Il ruolo dell’opinione pubblica

Tuttavia, anche se il contesto politico dovesse mutare, la disponibilità del governo a intervenire si scontrerebbe comunque con un vincolo rilevante: l’opinione pubblica italiana. In primo luogo, il sentimento pubblico sulla guerra rimane profondamente diviso: molti italiani sono spaccati sul sostegno a Kyiv, sulle responsabilità del conflitto e sugli ostacoli al raggiungimento della pace. Inoltre, essi non percepiscono la minaccia russa con la stessa intensità in cui viene percepita nei Paesi dell’Est Europa. In secondo luogo, la società italiana ha storicamente mostrato una bassa tolleranza per le perdite in combattimento. Gli studi sulla partecipazione italiana alle guerre in Afghanistan e in Iraq hanno mostrato che, quando le narrazioni ufficiali si sono fatte più realistiche nel descrivere la natura delle operazioni di combattimento, il sostegno pubblico è diminuito drasticamente e gli atteggiamenti verso le missioni sono diventati sempre più ostili.

Questi due fattori combinati rendono probabile che un eventuale dispiegamento di truppe italiane nell’ambito della Coalizione dei Volenterosi sarebbe politicamente sostenibile solo a determinate condizioni militari, ossia in presenza di un cessate il fuoco reciprocamente accettato e garantito dagli Stati Uniti. Uno scenario di questo tipo ridurrebbe significativamente il rischio di una ripresa delle ostilità e, di conseguenza, quello di un coinvolgimento diretto delle forze italiane in combattimento. Al contrario, la partecipazione a una forza di intervento in condizioni in cui i combattimenti potrebbero riprendere appare altamente improbabile, anche se le circostanze politiche fossero favorevoli.

Gli ostacoli capacitivi

Oltre ai vincoli legati all’opinione pubblica, la disponibilità del governo a intervenire è condizionata anche dalla reale capacità militare del Paese, una variabile che dipende dal tipo di missione previsto. Nel caso di una forza di rassicurazione dispiegata dopo un cessate il fuoco o un accordo di pace (come proposto dal presidente Macron in seguito alla riunione della Coalizione dei Volenterosi del 4 settembre), il contributo italiano sarebbe probabilmente modesto in termini numerici. Nel 2025, infatti, l’Italia mantiene una media di circa 8.000 soldati impegnati all’estero in una quarantina di missioni, principalmente in Europa orientale, Libano, Kosovo e Iraq, mentre quasi 7.000 militari sono impiegati in operazioni di sicurezza interna. I vertici militari, in particolare dell’Esercito e della Marina, hanno ripetutamente avvertito che questo livello di impegno lascia le forze armate in una condizione di forte sovraimpiego. L’invio di un contingente terrestre in Ucraina richiederebbe quindi una riduzione di alcune missioni esistenti, limitando la capacità dell’Italia di fornire un contributo terrestre significativo.

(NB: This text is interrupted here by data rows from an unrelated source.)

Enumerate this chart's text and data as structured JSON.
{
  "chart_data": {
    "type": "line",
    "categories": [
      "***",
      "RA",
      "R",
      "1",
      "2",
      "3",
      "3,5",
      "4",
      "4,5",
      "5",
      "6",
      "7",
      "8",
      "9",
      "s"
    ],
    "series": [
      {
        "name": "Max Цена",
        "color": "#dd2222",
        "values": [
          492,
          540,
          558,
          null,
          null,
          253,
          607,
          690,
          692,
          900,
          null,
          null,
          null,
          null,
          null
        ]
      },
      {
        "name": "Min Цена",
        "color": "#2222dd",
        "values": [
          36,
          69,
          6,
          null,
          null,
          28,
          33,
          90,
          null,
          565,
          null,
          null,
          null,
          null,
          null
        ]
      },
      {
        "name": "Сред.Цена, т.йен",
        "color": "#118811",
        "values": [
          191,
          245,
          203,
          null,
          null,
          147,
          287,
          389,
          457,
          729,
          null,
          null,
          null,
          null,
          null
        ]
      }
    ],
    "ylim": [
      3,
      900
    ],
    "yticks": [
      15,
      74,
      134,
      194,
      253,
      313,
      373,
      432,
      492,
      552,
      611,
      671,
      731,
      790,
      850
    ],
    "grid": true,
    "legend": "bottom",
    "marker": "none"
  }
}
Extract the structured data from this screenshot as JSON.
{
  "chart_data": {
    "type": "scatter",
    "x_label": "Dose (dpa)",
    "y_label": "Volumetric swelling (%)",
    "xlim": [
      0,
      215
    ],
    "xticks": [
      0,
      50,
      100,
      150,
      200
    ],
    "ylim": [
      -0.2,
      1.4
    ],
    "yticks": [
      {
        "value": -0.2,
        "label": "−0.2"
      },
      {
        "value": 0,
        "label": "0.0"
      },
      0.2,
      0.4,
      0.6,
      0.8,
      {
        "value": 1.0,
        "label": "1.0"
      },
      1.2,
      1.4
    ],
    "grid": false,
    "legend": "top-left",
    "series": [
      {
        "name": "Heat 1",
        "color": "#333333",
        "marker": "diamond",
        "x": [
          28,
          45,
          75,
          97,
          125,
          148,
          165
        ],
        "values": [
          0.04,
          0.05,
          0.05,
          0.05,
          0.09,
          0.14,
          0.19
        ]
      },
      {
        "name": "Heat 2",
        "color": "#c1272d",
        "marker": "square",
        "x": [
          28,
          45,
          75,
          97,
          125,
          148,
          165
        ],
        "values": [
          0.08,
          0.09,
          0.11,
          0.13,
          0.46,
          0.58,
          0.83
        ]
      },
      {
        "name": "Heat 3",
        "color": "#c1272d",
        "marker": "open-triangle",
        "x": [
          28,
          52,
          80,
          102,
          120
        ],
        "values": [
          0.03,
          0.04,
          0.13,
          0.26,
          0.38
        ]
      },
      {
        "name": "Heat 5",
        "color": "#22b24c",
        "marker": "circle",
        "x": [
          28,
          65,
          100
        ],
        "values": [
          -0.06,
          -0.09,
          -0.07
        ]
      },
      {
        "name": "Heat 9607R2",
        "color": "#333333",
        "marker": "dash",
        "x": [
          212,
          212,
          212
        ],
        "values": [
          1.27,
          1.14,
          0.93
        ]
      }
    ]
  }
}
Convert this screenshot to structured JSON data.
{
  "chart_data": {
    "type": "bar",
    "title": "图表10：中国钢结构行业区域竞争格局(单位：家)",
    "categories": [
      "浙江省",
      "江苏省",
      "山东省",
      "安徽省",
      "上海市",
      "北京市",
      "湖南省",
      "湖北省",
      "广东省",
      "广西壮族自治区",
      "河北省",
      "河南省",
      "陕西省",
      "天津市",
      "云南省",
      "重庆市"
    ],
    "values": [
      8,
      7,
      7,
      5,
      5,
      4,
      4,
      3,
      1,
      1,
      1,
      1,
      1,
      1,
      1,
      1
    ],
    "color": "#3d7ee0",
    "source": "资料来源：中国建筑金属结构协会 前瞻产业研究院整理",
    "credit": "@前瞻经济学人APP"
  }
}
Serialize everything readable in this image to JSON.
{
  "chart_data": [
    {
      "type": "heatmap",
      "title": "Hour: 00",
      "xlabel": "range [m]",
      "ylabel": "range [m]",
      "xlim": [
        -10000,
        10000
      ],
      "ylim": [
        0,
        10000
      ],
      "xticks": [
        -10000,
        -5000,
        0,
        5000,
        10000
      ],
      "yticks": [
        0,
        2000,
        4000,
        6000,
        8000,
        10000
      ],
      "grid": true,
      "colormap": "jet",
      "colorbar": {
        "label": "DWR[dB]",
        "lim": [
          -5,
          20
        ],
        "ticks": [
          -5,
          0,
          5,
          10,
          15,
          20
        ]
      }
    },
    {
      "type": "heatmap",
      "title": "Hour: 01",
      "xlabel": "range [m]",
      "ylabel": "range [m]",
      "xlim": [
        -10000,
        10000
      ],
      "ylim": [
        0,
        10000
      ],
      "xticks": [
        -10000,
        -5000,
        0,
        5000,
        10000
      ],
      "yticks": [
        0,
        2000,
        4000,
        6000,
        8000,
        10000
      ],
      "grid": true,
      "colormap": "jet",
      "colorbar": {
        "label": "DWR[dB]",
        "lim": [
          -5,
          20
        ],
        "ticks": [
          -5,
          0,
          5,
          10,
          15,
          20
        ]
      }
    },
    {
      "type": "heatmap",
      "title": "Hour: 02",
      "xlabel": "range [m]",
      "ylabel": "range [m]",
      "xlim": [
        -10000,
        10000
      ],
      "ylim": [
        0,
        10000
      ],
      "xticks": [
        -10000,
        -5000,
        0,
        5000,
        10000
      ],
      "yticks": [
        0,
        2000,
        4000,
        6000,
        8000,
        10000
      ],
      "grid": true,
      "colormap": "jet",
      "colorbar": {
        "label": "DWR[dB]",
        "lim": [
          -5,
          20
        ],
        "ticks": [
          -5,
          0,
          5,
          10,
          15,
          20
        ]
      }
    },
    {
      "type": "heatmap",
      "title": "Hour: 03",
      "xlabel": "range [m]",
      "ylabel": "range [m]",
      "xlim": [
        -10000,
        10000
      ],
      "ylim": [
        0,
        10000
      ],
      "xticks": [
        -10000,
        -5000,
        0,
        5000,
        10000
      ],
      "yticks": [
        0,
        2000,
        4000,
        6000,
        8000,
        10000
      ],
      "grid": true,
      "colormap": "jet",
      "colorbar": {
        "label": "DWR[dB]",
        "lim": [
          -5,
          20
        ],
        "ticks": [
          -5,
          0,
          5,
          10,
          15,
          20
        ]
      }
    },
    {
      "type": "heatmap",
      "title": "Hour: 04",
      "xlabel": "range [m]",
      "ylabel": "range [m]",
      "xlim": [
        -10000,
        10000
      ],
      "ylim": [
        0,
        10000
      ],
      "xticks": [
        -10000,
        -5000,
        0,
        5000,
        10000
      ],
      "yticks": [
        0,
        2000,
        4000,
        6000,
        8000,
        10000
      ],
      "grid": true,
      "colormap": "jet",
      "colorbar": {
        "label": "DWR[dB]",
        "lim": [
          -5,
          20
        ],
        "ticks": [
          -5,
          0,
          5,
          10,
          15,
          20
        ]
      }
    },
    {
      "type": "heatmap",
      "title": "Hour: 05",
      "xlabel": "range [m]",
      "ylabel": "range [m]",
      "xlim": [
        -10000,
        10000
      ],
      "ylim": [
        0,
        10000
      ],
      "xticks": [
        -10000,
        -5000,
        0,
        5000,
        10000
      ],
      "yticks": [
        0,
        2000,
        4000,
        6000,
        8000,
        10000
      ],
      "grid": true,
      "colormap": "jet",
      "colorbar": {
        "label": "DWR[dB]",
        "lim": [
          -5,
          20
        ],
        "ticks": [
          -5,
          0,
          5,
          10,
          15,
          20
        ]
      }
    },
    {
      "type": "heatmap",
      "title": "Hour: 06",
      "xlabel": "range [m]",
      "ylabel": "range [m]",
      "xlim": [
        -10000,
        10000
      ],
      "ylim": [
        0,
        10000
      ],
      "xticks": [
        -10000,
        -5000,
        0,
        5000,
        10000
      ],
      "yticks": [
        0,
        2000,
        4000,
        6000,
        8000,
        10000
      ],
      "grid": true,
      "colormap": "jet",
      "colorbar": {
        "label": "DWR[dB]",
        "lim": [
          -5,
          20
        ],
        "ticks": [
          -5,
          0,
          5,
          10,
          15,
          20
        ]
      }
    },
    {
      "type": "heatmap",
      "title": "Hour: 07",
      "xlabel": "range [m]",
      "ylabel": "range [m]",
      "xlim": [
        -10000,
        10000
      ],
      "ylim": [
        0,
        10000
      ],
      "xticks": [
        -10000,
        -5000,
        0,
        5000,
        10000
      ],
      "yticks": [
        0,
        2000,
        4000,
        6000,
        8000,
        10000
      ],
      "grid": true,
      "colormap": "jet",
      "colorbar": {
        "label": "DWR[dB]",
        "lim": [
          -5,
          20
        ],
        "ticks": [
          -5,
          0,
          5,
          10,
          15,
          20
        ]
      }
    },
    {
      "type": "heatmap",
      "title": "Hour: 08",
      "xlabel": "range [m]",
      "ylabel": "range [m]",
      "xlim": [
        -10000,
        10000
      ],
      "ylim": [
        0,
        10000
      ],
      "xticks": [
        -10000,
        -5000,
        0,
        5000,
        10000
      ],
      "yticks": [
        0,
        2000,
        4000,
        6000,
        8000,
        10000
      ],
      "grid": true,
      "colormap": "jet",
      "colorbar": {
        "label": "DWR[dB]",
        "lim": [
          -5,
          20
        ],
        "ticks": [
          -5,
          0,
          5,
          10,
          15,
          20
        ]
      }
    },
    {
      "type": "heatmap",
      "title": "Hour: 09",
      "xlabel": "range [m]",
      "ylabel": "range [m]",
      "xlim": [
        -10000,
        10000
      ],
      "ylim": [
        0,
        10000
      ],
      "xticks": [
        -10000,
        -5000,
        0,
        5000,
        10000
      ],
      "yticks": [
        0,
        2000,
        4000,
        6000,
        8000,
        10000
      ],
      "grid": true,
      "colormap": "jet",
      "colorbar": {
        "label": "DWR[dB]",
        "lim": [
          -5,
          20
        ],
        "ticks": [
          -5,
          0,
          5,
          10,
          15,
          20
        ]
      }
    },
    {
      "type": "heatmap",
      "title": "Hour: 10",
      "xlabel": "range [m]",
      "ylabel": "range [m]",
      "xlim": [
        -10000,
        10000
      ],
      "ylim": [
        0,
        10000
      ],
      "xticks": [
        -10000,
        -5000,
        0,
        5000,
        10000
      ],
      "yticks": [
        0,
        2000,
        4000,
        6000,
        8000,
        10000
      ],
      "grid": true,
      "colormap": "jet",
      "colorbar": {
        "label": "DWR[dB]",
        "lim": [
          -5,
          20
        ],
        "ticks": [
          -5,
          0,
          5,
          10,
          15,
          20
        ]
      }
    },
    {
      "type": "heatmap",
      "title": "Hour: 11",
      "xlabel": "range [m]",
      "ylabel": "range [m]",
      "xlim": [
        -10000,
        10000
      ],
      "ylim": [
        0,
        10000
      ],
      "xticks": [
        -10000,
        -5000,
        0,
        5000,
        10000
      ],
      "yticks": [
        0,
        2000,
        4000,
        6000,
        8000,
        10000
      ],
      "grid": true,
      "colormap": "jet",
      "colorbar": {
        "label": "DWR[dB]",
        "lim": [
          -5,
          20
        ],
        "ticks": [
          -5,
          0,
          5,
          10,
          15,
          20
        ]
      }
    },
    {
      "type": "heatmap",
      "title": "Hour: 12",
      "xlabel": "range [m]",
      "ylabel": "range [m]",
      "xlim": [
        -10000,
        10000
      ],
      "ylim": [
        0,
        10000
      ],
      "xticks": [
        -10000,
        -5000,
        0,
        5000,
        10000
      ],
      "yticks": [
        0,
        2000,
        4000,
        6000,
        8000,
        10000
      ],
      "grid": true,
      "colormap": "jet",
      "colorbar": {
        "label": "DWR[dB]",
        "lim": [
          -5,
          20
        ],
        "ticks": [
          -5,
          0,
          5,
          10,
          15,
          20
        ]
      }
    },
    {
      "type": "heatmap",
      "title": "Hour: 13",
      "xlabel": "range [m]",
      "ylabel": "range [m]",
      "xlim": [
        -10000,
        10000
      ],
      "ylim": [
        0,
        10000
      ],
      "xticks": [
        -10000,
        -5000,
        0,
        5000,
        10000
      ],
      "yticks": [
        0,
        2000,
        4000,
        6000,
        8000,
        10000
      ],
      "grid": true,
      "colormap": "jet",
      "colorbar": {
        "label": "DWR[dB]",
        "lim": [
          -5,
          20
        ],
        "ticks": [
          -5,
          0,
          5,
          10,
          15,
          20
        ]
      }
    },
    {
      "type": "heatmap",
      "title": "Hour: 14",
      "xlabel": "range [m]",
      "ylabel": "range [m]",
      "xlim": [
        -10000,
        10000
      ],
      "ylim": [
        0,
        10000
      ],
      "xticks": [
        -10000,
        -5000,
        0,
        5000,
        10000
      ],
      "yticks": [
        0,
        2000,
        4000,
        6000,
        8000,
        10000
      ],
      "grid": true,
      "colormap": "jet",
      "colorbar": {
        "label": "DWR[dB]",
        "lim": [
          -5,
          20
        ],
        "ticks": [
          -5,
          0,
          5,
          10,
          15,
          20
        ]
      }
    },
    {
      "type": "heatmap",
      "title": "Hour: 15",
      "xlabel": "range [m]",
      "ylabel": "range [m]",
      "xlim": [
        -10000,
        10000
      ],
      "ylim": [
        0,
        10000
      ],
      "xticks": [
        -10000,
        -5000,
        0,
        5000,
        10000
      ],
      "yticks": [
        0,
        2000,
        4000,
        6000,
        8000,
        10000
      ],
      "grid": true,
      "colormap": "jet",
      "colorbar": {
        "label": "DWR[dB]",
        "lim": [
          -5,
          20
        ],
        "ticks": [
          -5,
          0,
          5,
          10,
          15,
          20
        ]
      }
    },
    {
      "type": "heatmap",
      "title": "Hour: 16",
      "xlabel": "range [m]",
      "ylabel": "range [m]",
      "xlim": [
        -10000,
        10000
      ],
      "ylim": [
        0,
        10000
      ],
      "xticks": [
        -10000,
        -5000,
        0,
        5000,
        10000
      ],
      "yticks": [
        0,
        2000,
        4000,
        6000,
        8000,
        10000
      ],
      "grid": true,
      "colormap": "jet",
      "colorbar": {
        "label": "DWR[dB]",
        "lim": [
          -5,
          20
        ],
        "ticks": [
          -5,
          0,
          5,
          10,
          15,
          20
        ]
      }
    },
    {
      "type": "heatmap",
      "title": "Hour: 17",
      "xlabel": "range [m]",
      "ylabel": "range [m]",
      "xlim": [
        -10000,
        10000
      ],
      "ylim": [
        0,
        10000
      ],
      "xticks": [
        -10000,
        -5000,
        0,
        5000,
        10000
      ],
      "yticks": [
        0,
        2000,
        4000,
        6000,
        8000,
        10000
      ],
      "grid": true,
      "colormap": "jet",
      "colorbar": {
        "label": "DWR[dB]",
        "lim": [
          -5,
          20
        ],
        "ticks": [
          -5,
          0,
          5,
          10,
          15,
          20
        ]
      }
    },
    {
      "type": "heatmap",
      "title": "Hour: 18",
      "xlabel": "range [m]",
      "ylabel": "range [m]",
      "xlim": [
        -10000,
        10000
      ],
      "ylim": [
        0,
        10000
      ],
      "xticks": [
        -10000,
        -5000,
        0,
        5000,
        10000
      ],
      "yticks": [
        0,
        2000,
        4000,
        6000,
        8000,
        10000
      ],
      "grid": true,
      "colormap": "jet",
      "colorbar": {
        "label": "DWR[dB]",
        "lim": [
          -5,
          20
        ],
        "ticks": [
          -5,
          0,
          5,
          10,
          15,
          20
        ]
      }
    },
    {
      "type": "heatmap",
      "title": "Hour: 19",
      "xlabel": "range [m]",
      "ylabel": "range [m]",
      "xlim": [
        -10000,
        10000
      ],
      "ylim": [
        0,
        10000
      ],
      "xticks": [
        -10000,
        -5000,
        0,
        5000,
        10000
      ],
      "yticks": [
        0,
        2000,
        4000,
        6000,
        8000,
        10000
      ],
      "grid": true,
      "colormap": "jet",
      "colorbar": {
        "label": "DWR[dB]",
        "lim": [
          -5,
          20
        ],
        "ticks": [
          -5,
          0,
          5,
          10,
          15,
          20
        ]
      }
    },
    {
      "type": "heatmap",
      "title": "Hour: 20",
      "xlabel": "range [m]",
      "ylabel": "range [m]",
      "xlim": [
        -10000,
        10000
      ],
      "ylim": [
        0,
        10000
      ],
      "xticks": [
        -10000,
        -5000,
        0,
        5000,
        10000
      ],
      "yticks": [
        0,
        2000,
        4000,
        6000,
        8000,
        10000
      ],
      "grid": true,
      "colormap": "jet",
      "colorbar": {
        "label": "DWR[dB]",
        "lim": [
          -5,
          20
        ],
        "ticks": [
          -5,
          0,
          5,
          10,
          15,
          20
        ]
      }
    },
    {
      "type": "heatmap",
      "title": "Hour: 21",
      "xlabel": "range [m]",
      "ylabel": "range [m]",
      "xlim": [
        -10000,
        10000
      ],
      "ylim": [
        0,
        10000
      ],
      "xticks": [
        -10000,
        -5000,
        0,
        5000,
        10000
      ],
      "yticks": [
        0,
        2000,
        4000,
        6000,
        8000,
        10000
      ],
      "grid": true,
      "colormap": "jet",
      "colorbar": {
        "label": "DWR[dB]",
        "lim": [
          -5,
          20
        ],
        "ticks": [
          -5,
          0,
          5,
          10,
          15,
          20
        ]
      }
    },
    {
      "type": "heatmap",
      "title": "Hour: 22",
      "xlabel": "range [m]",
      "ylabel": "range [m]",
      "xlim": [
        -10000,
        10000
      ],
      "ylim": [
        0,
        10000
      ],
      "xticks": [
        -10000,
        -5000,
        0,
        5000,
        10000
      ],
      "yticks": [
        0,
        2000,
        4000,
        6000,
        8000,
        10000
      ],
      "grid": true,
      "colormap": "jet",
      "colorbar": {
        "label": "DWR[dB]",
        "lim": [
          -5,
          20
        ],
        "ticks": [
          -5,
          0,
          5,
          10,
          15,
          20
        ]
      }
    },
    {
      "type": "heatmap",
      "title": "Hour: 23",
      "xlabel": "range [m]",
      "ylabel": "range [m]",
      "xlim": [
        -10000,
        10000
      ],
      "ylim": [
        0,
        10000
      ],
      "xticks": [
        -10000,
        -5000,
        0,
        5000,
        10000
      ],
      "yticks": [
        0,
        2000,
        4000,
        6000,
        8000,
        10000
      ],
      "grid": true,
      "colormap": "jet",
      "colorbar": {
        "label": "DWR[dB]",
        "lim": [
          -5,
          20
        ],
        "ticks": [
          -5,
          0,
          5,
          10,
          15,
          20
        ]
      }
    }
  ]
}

Al contrario, nel caso di una Sky Shield parziale – una zona di protezione aerea guidata dall’Europa sopra l’Ucraina occidentale, operata da basi aeree situate all’interno dell’UE – la capacità dell’Italia sarebbe probabilmente maggiore, poiché la sua aeronautica sembra possedere livelli di prontezza più elevati rispetto alle forze terrestri. Tuttavia, la partecipazione a una Sky Shield completa – una zona di protezione aerea operata direttamente dal territorio ucraino – comporterebbe rischi operativi e politici molto più elevati, rendendo l’impegno italiano assai meno probabile.